Welcome to Maggi's Blog!

USA TODAY bestselling author and winner of the RONE Award. Maggi's books are International bestsellers of Regency and Victorian Historical Romance. She also writes contemporary romantic suspense and young adult stories. Learn more about her at her website: https://www.maggiandersenauthor.com

Tuesday, June 28, 2011

For Writers: The importance of a good hook and a great first line.

One of the first things we learn when we begin to research our craft is to have a great hook. But how do we go about hooking the reader to make them want to read on? 
These days when we all are short of time and patience, the importance of a hook lies in the first line, and here are how some writers have done it:

"Nathan Rubin died because he got brave." Lee Child Die Trying.
 "I must begin with a coincidence which I would not dare to recount if this were a work of fiction." Mary Stewart Stormy Petrel.
"What I felt as I got off the train this afternoon wasn't what I'd expected to feel." Robert Goddard Play to the End.
 "The teenage boy was dying alone." Frederick Forsyth The Cobra.
"He gripped the steering wheel loosely as the car, its lights out, drifted to a stop." David Baldacci Absolute Power.
"To say that I met Nicholas Brisbane over my husband's dead body is not entirely accurate." Deanna Raybourn The Lady Julia Grey series, Silent in the Grave.
"By the age of twelve, Harry Valentine possessed two bits of knowledge that made him rather unlike other boys of his class in England of the early nineteenth century." Julia Quinn It Happens in London.

These all work because the author has asked at least one question we wish to find the answer to. While expanding on the first line, the first paragraph should raise more questions.  The characters motivations. (What?) The story's time and place (When) and the reason behind it. (Why?)

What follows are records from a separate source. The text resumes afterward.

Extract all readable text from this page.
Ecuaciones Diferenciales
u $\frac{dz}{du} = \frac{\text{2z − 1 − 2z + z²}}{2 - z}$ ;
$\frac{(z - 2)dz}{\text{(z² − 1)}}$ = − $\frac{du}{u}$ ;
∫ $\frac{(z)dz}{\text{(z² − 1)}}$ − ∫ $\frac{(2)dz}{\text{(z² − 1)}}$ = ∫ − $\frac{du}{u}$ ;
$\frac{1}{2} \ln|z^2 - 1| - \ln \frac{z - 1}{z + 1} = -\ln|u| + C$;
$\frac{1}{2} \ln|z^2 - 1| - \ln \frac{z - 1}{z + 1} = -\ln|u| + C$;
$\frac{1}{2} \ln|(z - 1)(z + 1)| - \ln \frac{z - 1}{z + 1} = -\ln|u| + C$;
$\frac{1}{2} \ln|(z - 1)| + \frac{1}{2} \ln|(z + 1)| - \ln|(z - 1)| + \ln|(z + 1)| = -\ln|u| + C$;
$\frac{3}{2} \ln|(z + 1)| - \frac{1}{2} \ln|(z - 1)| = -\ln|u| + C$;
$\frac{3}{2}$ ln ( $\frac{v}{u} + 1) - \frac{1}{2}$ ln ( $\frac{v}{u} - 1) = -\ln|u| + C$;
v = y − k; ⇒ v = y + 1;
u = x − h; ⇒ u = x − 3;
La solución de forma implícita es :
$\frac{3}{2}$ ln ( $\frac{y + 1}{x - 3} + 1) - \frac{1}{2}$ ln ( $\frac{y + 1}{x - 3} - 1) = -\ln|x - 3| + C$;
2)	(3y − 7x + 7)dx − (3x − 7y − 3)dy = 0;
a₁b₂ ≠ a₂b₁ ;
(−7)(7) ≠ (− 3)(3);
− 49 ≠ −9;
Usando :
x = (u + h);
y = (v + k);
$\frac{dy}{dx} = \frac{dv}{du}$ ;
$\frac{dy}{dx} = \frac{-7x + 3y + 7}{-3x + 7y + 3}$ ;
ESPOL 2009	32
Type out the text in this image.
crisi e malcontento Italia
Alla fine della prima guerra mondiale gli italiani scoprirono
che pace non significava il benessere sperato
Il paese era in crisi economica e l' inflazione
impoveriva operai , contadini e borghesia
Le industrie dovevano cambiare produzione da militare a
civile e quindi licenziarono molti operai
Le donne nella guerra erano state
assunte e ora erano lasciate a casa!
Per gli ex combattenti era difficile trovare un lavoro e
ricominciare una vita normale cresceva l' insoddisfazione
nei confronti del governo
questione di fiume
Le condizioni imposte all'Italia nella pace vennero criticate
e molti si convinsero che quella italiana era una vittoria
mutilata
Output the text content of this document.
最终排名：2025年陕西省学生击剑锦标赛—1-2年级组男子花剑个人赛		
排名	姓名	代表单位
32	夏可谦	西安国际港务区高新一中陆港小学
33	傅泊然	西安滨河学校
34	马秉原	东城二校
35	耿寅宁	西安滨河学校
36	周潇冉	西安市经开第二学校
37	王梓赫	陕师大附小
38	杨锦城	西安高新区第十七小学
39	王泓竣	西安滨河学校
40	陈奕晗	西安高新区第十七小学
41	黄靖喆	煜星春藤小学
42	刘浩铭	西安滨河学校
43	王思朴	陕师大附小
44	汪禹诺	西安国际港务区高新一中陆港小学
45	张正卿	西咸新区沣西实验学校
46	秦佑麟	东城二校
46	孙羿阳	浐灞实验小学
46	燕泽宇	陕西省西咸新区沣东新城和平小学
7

The more questions you can pose in that first line, and the first paragraph, the better.

A great first paragraph by Lee Child Killing Floor:
 I was arrested in Eno's diner. At twelve o'clock. I was eating eggs and drinking coffee. A late breakfast, not lunch, I was wet and tired after a long walk in heavy rain. All the way from the highway to the edge of town.
He continues on in this vein for some time, and we read it to find out why he was arrested. By the time we find the answer, we have invested something in the character and his problem. We are solidly hooked.
  
Nicci French. Catch Me When I Fall.
"I died twice. The first time, I wanted to die, I thought of death as a the place where the pain would stop, where the fear would finally cease."

In my romantic suspense, Casey's Luck I've used the weather to highlight the fact that not all is as it should be.  I continue to ask questions. Some aren't answered until the end of the first chapter, some not until the end of the book.
"Why did the house feel so cold? Casey leaned on her elbows back into the narrow bed as the memory of the past few weeks ran through her mind, tightening her stomach. She'd hoped to escape the trauma of a broken relationship by returning to England, but the break-up seemed to have taken a piece of her she wasn't sure she'd get back."